2006’da DHL Express ve Türk Sanayici ve İşadamları Derneği (TÜSİAD) işbirliği ile yurtdışı iletişim kampanyasına destek verdiniz. Bu kampanyanın amacı Avrupalıların gözündeki Türk imajını değiştirmekti ve DHL Express paketleri üzerinde dünyanın dört bir yanındaki yabancılara bu karikatürler ulaştı. Mizahla insanlara ulaşmak sizce başarılı oldu mu? Ülkemiz için önemli bir sorumluluk yüklendiniz, çalışırken neler hissettiniz?

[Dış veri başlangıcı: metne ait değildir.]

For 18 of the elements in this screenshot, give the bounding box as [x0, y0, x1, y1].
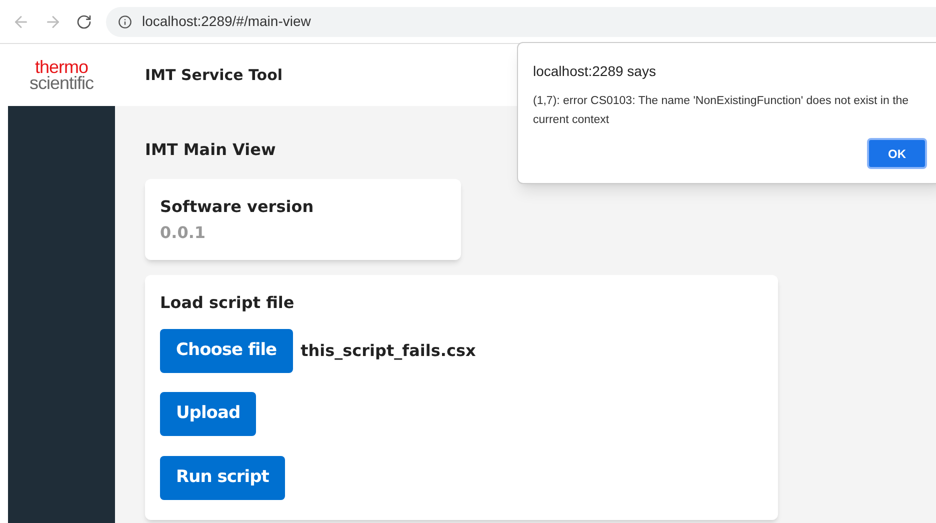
- run-script-button[interactable]: Run script: [160, 456, 285, 500]
- dialog-title: localhost:2289 says: [533, 62, 656, 81]
- choose-file-button[interactable]: Choose file: [160, 329, 293, 373]
- info-icon[interactable]: [118, 14, 132, 28]
- ok-button[interactable]: OK: [867, 138, 927, 169]
- file-name: this_script_fails.csx: [300, 340, 476, 362]
- version-label: Software version: [160, 196, 314, 218]
- logo-bottom-text: scientific: [29, 75, 94, 91]
- url-text: localhost:2289/#/main-view: [142, 12, 311, 31]
- logo-top-text: thermo: [34, 59, 88, 75]
- app-title: IMT Service Tool: [145, 64, 283, 86]
- address-bar[interactable]: localhost:2289/#/main-view: [106, 6, 936, 36]
- version-value: 0.0.1: [160, 222, 206, 244]
- page-title: IMT Main View: [145, 139, 276, 161]
- upload-button[interactable]: Upload: [160, 392, 256, 436]
- card-title: Load script file: [160, 292, 294, 314]
- reload-icon[interactable]: [76, 14, 92, 30]
- dialog-message: (1,7): error CS0103: The name 'NonExistingFunction' does not exist in the current context: [533, 94, 910, 128]
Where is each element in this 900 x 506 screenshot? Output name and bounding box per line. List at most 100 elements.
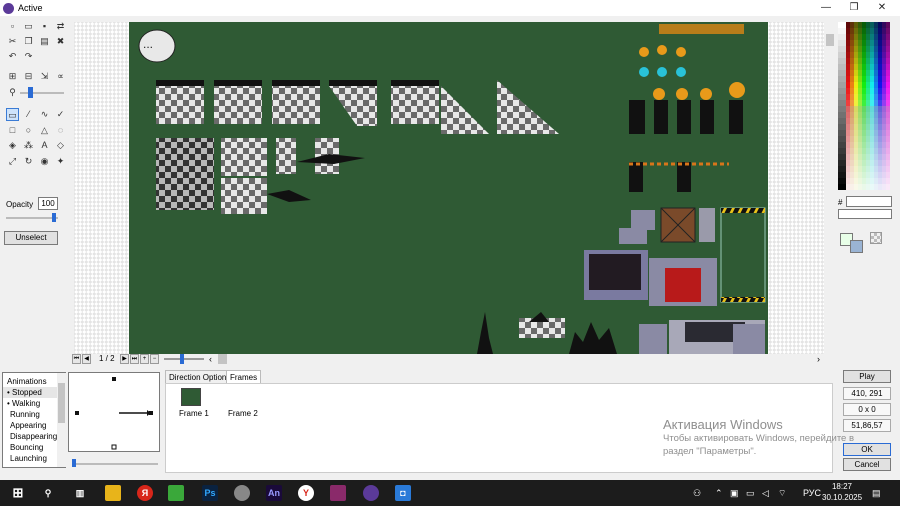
search-icon[interactable]: ⚲ xyxy=(40,485,56,501)
windows-start-icon[interactable]: ⊞ xyxy=(10,485,26,501)
color-palette[interactable] xyxy=(838,22,894,192)
horizontal-scroll-thumb[interactable] xyxy=(218,354,227,364)
opacity-input[interactable]: 100 xyxy=(38,197,58,210)
remove-frame-icon[interactable]: − xyxy=(150,354,159,364)
frame-thumbnail[interactable] xyxy=(181,388,201,406)
hex-color-input[interactable] xyxy=(846,196,892,207)
clickteam-icon[interactable] xyxy=(363,485,379,501)
rectangle-select-icon[interactable]: ▭ xyxy=(6,108,19,121)
zoom-slider-thumb[interactable] xyxy=(28,87,33,98)
scroll-left-icon[interactable]: ‹ xyxy=(209,354,212,364)
list-item[interactable]: Bouncing xyxy=(3,442,65,453)
list-item[interactable]: • Stopped xyxy=(3,387,65,398)
sprite-canvas[interactable]: ... xyxy=(129,22,768,354)
eye-icon[interactable]: ◉ xyxy=(38,155,51,168)
canvas-vertical-scrollbar[interactable] xyxy=(825,22,835,354)
last-frame-icon[interactable]: ⏭ xyxy=(130,354,139,364)
app-launcher-icon[interactable] xyxy=(168,485,184,501)
resize-icon[interactable]: ⇲ xyxy=(38,70,51,83)
volume-icon[interactable]: ◁ xyxy=(762,485,769,501)
direction-marker-up[interactable] xyxy=(112,377,116,381)
zoom-icon[interactable]: ⚲ xyxy=(6,86,19,99)
play-button[interactable]: Play xyxy=(843,370,891,383)
add-frame-icon[interactable]: + xyxy=(140,354,149,364)
archiver-icon[interactable] xyxy=(330,485,346,501)
copy-icon[interactable]: ❐ xyxy=(22,35,35,48)
background-color-swatch[interactable] xyxy=(850,240,863,253)
previous-frame-icon[interactable]: ◀ xyxy=(82,354,91,364)
pen-icon[interactable]: ✓ xyxy=(54,108,67,121)
tab-frames[interactable]: Frames xyxy=(226,370,262,384)
file-explorer-icon[interactable] xyxy=(105,485,121,501)
yandex-browser-icon[interactable]: Я xyxy=(137,485,153,501)
speed-slider-track[interactable] xyxy=(72,463,158,465)
first-frame-icon[interactable]: ⏮ xyxy=(72,354,81,364)
network-icon[interactable]: ▣ xyxy=(730,485,739,501)
cancel-button[interactable]: Cancel xyxy=(843,458,891,471)
redo-icon[interactable]: ↷ xyxy=(22,50,35,63)
polygon-icon[interactable]: △ xyxy=(38,124,51,137)
speed-slider-thumb[interactable] xyxy=(72,459,76,467)
notifications-icon[interactable]: ▤ xyxy=(872,485,881,501)
undo-icon[interactable]: ↶ xyxy=(6,50,19,63)
opacity-slider-thumb[interactable] xyxy=(52,213,56,222)
clock[interactable]: 18:27 30.10.2025 xyxy=(822,481,862,503)
brush-icon[interactable]: ∿ xyxy=(38,108,51,121)
roblox-icon[interactable]: ◘ xyxy=(395,485,411,501)
unselect-button[interactable]: Unselect xyxy=(4,231,58,245)
frame-label[interactable]: Frame 2 xyxy=(228,409,258,418)
delete-icon[interactable]: ✖ xyxy=(54,35,67,48)
animations-scrollbar[interactable] xyxy=(57,373,66,467)
transparent-color-swatch[interactable] xyxy=(870,232,882,244)
fill-icon[interactable]: ◈ xyxy=(6,139,19,152)
task-view-icon[interactable]: ▥ xyxy=(72,485,88,501)
wifi-icon[interactable]: ⌔ xyxy=(778,485,786,501)
tray-chevron-icon[interactable]: ⌃ xyxy=(715,485,723,501)
photoshop-icon[interactable]: Ps xyxy=(202,485,218,501)
list-item[interactable]: Running xyxy=(3,409,65,420)
eraser-icon[interactable]: ◇ xyxy=(54,139,67,152)
paste-icon[interactable]: ▤ xyxy=(38,35,51,48)
vertical-scroll-thumb[interactable] xyxy=(826,34,834,46)
battery-icon[interactable]: ▭ xyxy=(746,485,755,501)
rotate-icon[interactable]: ∝ xyxy=(54,70,67,83)
canvas-zoom-track[interactable] xyxy=(164,358,204,360)
ok-button[interactable]: OK xyxy=(843,443,891,456)
save-icon[interactable]: ▪ xyxy=(38,20,51,33)
zoom-slider-track[interactable] xyxy=(20,92,64,94)
list-item[interactable]: Appearing xyxy=(3,420,65,431)
new-icon[interactable]: ▫ xyxy=(6,20,19,33)
rectangle-icon[interactable]: □ xyxy=(6,124,19,137)
minimize-button[interactable]: — xyxy=(812,0,840,16)
next-frame-icon[interactable]: ▶ xyxy=(120,354,129,364)
canvas-viewport[interactable]: ... xyxy=(74,22,824,354)
list-item[interactable]: Launching xyxy=(3,453,65,464)
direction-marker-down[interactable] xyxy=(111,444,117,450)
palette-swatch[interactable] xyxy=(886,184,890,190)
people-icon[interactable]: ⚇ xyxy=(693,485,701,501)
text-icon[interactable]: A xyxy=(38,139,51,152)
scroll-right-icon[interactable]: › xyxy=(817,354,820,364)
maximize-button[interactable]: ❐ xyxy=(840,0,868,16)
close-button[interactable]: ✕ xyxy=(868,0,896,16)
open-icon[interactable]: ▭ xyxy=(22,20,35,33)
cut-icon[interactable]: ✂ xyxy=(6,35,19,48)
direction-marker-left[interactable] xyxy=(75,411,79,415)
list-item[interactable]: • Walking xyxy=(3,398,65,409)
language-indicator[interactable]: РУС xyxy=(803,485,821,501)
canvas-zoom-thumb[interactable] xyxy=(180,354,184,364)
yandex-icon[interactable]: Y xyxy=(298,485,314,501)
lasso-icon[interactable]: ◌ xyxy=(54,124,67,137)
swap-icon[interactable]: ⇄ xyxy=(54,20,67,33)
flip-vertical-icon[interactable]: ⊟ xyxy=(22,70,35,83)
tab-direction-options[interactable]: Direction Options xyxy=(165,370,235,384)
rotate-tool-icon[interactable]: ↻ xyxy=(22,155,35,168)
line-icon[interactable]: ⤢ xyxy=(6,155,19,168)
direction-selector[interactable] xyxy=(68,372,160,452)
list-item[interactable]: Disappearing xyxy=(3,431,65,442)
animations-scroll-thumb[interactable] xyxy=(58,383,65,423)
color-preview-field[interactable] xyxy=(838,209,892,219)
animations-list[interactable]: Animations • Stopped • Walking Running A… xyxy=(2,372,66,468)
spray-icon[interactable]: ⁂ xyxy=(22,139,35,152)
app-icon[interactable] xyxy=(234,485,250,501)
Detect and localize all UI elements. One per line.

Her yeni projede çok hevesli oluyorum. TÜSİAD böyle bir teklifle bana gelince aynı şekilde, başka hiçbir şey düşünemez hale gelip kaptırıp gittim. Benim için tabii ki çok heyecan vericiydi. Türkiye'nin tanıtımı için karikatür kullanmak zaten çok doğru bir karardı. Karikatür her zaman dikkat çeker, bakmadan geçemeyiz. Hedeflenene ulaşıldı, sonuç gayet başarılı oldu.
Kadın çizerler çizimlerinde genelde ilişkileri anlatıyor. Farklı konuları tercih etmiyor, özellikle siyasi karikatürleri erkek çizerler tercih ediyor. Bunun nedeni ne sizce?
Ben kendi payıma siyasi karikatüre uzak biriyim. İnsanlar ve ilişkiler her zaman ilgi odağım olmuştur. Dünyada da, bizde de kadın çizerler erkeklere oranla çok az. Aslında, ne yazık ki bütün sanat dallarında bu böyle. Böyle olunca, doğal olarak siyasi karkatür çizen kadın karikatürist de maalesef yok.
“Ademler ve Havvalar” dışında ne gibi çalışmalar yapıyorsunuz, yeni projeleriniz var mı?
Newyork'da Eylül sonunda yapılacak olan Women and Power konferansları kapsamında açılacak olan karikatür sergisine katılacağım. Ayrıca yedinci kitabımın hazırlığı içindeyim.
Okurlarımız için bize bir gününüzü nasıl geçirdiğinizi anlatır mısınız, özel olarak neler yapmayı seversiniz?
Herkesinkinden farklı bir hayatım yok. Kitap okumak, seyahat etmek, arkadaşlarla, dostlarla biraraya gelmek, kızımla vakit geçirmek ve çizim yapmakla geçiyor günlerim.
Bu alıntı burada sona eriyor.